This story first appeared in the March 5, 2009 issue of WWD. Subscribe Today.
LIGHT TOUCH: Olafur Eliasson, the artist who created the waterfalls in New York last summer, experiments with different phenomena in “Take Your Time” at the Dallas Museum of Art, showing through March 22. These works manipulate light, color, mist and air flow to tease the brain in unexpected ways. Geometric color projections in one gallery stimulate visions of hues that are not on screen, while another room vibrates with pure yellow light that heightens perception of detail. “Your surroundings are a result of your engagement,” Eliasson said during a tour of the exhibit. “It’s the reverse of a shopping mall, where everything is geared to tell you to buy things.”
IN THE ’HOOD: Neighborhood Services may be humbly named, but every night the bar and grill vibrates with activity. In his first solo venture, chef Nick Badovinus has kept it simple, offering lush takes on classic dishes in a cozy setting. “It’s firmly rooted in tradition with one step into modernity,” said Badovinus, who is well-regarded as the former chef and partner at Consilient Restaurants and its hottest property, Hibiscus. Among the specialities at Neighborhood Services are wedge and waldorf salads, a rich short rib, pan-roasted halibut and a decadent gourmet take on the ever-popular Ding Dong. The joint, which takes its name from a city permit application, also serves a top-notch burger and creative cocktails with names like “Beauty School Dropout.” The old-school vibe is clearly visible on the wait staff, who dart about in cream cricket cardigans, preppy striped ties in Gryffindor hues and long white aprons over jeans.
PUCK’S PICK: One way to escape the recession’s gloom is to head for Reunion Tower and glide up its glass elevator into the geodesic dome that defines the city’s skyline.
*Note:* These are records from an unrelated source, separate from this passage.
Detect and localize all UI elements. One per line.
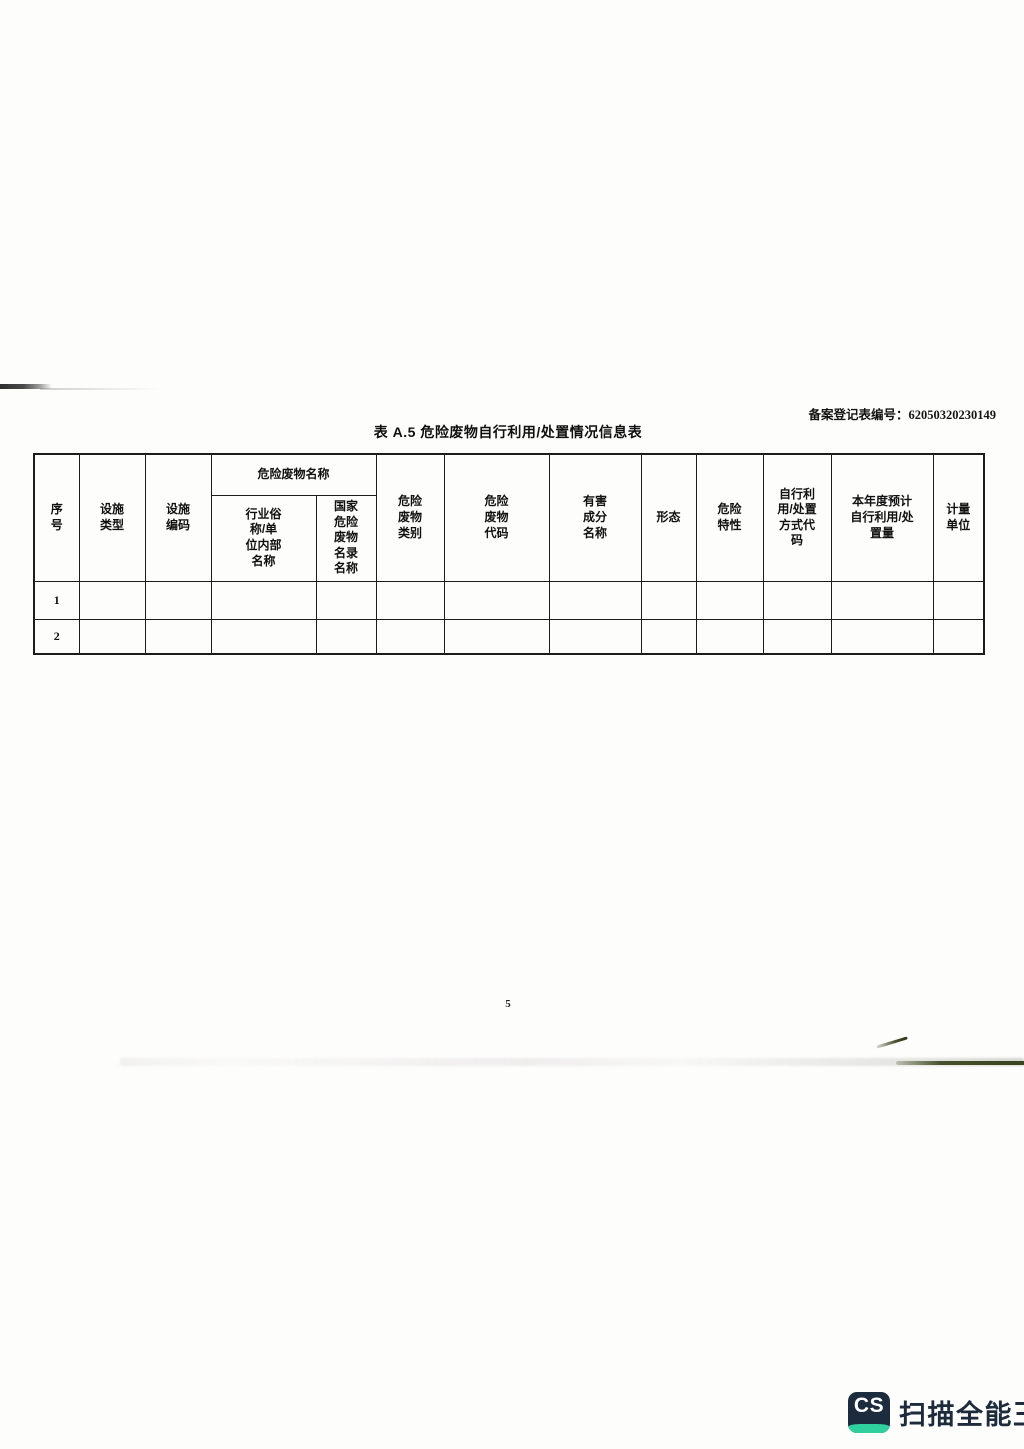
col-header-harmful-component: 有害 成分 名称 (549, 454, 641, 581)
page-number: 5 (33, 998, 983, 1010)
empty-cell (444, 581, 549, 619)
scan-artifact-page-edge-line (896, 1061, 1024, 1065)
empty-cell (696, 581, 763, 619)
record-number: 备案登记表编号：62050320230149 (808, 404, 996, 423)
empty-cell (79, 581, 145, 619)
hazardous-waste-self-use-table: 序 号 设施 类型 设施 编码 危险废物名称 危险 废物 类别 危险 废物 代码… (33, 453, 985, 655)
scan-artifact-page-edge-shadow (120, 1058, 1024, 1066)
empty-cell (933, 581, 984, 619)
empty-cell (316, 619, 376, 654)
col-header-unit: 计量 单位 (933, 454, 984, 581)
table-row: 2 (34, 619, 984, 654)
col-header-hazard-property: 危险 特性 (696, 454, 763, 581)
record-number-value: 62050320230149 (909, 408, 997, 422)
empty-cell (79, 619, 145, 654)
col-header-annual-amount: 本年度预计 自行利用/处 置量 (831, 454, 933, 581)
empty-cell (831, 619, 933, 654)
empty-cell (763, 581, 831, 619)
empty-cell (376, 619, 444, 654)
empty-cell (444, 619, 549, 654)
col-header-waste-category: 危险 废物 类别 (376, 454, 444, 581)
record-number-label: 备案登记表编号： (808, 408, 908, 422)
empty-cell (641, 581, 696, 619)
empty-cell (696, 619, 763, 654)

At Five Sixty, which opened last month, Wolfgang Puck has crafted an elegant restaurant worthy of its panoramic view of skyscrapers and the ocean of lights on the prairie below. The sleek, warm wood and glass decor in the rotating dining room puts the focus squarely on the cuisine, the company and the view. Sushi by master chef Hiroyuki Fujino is standout, as are such Puck signatures as the grilled lamb with Hunan eggplant. Sommelier D’Lynn Proctor is a skillful guide through the 400-plus wines. The only pinch of reality is the bill.